Join the MultiCultural Center, in collaboration with CPOD and the Chicano/a Studies Department, for a critical lecture and guided discussion featuring Dr. Daina Sanchez, Associate Professor of Chicana and Chicano Studies at UCSB. This event explores how Indigenous youth craft new worlds of belonging when home exists across multiple territories. Dr. Sanchez will draw from her powerful ethnographic work and lived experiences as a diasporic Solagueña to unpack how displacement, language, and intergenerational memory shape identity and community across the U.S.–Mexico border. The session invites attendees to think of home as a living relationship built through stories and traditions, culminating in a hands-on “Roots & Routes” reflection board to connect participants with their own cultural and communal heritage.

Daina (day-nuh) Sanchez is an Associate Professor of Chicana and Chicano Studies at the University of California, Santa Barbara.

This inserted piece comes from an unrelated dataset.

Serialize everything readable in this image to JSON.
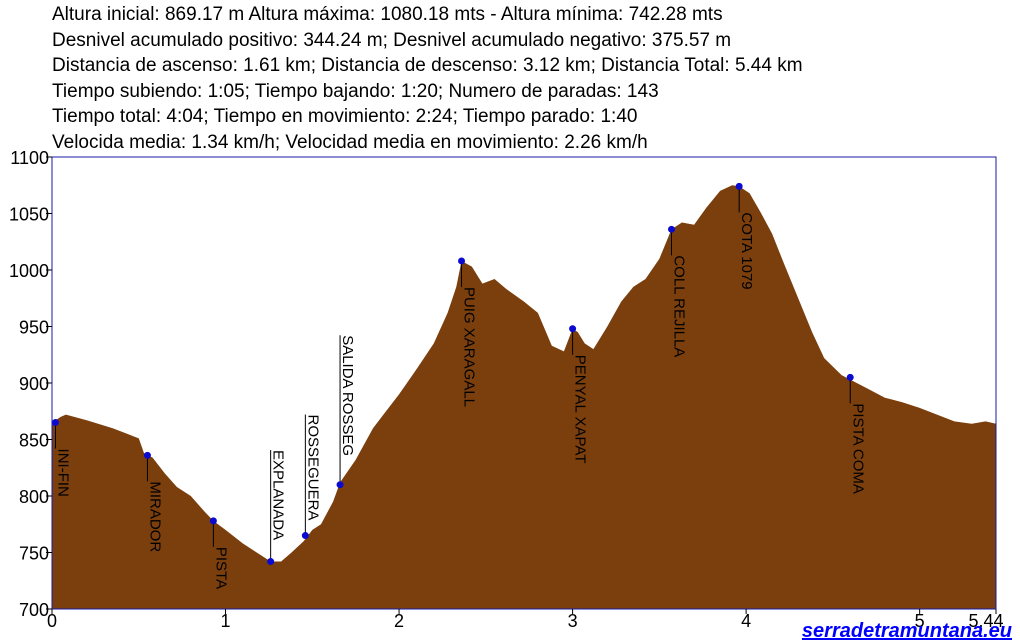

She received her Ph.D. in Anthropology from the University of California, Irvine. She was previously the Mellon-Sawyer Postdoctoral Research Associate at the Center for Latin American and Caribbean Studies at Brown University and a Ford Foundation Postdoctoral Fellow in the Native American and Indigenous Studies Program at the University of Texas at Austin. Her research agenda focuses on race, migration, and Indigenous youth.

Her first book, The Children of Solaga: Indigenous Belonging across the U.S.-Mexico Border (Stanford University Press), examines how Indigenous Oaxacan youth form racial, ethnic, community, and national identities away from their ancestral homeland. Drawing on long-term ethnographic fieldwork between Los Angeles, California and San Andrés Solaga, a Zapotec town in the Mexican state of Oaxaca, The Children of Solaga centers Indigenous ways of knowing and being in the world, and adds a much-needed transnational dimension to the study of Indigenous immigrant adaptation and assimilation. Sanchez, herself a diasporic Solagueña, argues that the lived experiences of Indigenous immigrants offer a unique vantage point from which to see how migration across settler-borders transforms processes of self-making among displaced Indigenous people. Rather than accept attempts by both Mexico and the U.S. to erase their Indigenous identity or give in to anti-Indigenous and anti-immigrant prejudice, Oaxacan immigrants and their children defiantly celebrate their Indigenous identities through practices of el goce comunal ("communal joy") in their new homes.